Density distribution of common lung cell lineages. (A) Fractionated cells from sham or 2-day bleomycin-treated mice were subjected to flow cytometry and average percent of cells (±SEM) per fraction are presented. P-value representations shown: normal font—differences in the proportion of protein-expressing cells isolated between fractions from the homeostatic lung; bold font—differences in the proportion of protein-expressing cells between fractions postbleomycin treatment, and italics—overall differences in the proportion of protein-expressing cells between pre- and postbleomycin treatment regardless of fraction. No statistically significant differences were observed in the proportion of CD45-, CD31-, and EpCAM-positive cells between the density fractions in the homeostatic lung.

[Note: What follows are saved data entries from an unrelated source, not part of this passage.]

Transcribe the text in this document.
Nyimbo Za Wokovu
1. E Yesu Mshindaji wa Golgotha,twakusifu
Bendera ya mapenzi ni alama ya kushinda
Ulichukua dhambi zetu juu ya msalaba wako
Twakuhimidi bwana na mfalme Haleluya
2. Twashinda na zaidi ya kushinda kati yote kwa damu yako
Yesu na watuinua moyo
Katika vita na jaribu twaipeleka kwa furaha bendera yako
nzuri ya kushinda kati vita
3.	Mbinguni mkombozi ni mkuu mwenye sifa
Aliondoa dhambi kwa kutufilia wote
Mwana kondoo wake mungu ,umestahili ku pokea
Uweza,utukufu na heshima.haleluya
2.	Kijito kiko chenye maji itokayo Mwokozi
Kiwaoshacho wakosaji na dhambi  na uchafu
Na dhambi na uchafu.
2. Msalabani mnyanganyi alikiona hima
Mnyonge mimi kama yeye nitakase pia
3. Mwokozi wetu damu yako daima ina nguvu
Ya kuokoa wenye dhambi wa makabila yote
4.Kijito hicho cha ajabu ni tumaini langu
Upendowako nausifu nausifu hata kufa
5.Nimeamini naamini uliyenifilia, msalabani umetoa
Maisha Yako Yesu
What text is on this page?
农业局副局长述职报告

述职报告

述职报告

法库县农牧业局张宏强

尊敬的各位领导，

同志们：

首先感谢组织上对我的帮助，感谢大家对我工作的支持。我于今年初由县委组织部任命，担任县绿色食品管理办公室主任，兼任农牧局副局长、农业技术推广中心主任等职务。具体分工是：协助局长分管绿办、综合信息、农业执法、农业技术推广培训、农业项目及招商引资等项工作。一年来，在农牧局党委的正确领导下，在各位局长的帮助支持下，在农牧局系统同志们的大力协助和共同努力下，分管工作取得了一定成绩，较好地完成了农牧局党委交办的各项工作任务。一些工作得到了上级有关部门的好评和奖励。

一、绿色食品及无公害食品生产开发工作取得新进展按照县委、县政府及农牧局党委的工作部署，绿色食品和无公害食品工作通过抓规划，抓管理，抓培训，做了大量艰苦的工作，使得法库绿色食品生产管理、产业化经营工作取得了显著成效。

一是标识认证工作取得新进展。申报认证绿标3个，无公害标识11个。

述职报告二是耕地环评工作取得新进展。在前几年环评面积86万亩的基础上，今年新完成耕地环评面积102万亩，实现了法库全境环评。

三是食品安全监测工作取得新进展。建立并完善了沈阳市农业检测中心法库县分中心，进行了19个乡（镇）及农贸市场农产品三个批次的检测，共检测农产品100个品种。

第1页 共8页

In contrast, cells positive for c-KIT and CD49f were more prevalent in the lower fractions, while SCA-1 expressing cells equilibrated largely in the intermediate fractions. At day 2 following bleomycin treatment, only CD45-positive cells showed significant differences among the fractions equilibrating at the highest density (n≥7; P=0.01). (B) Representative western blots depicting levels of protein expression per fraction (n≥4). The fibroblastic, smooth muscle, α1-actin (ACTA1) protein signal is highest in fractions 3 and 4 (P<0.01 by densitometry). Levels of the epithelial (pro-) surfactant protein-C (SFTPC) and secretoglobin family 1A member 1 (SCGB1A1) protein bands are statistically significant between the fractions (P<0.001 for both). Levels of the AT1 epithelial protein, aquaporin-5 (AQP5) are highest in the lighter fractions (P<0.001). Bands representing levels of the endothelial CD31 protein and β-actin are also shown.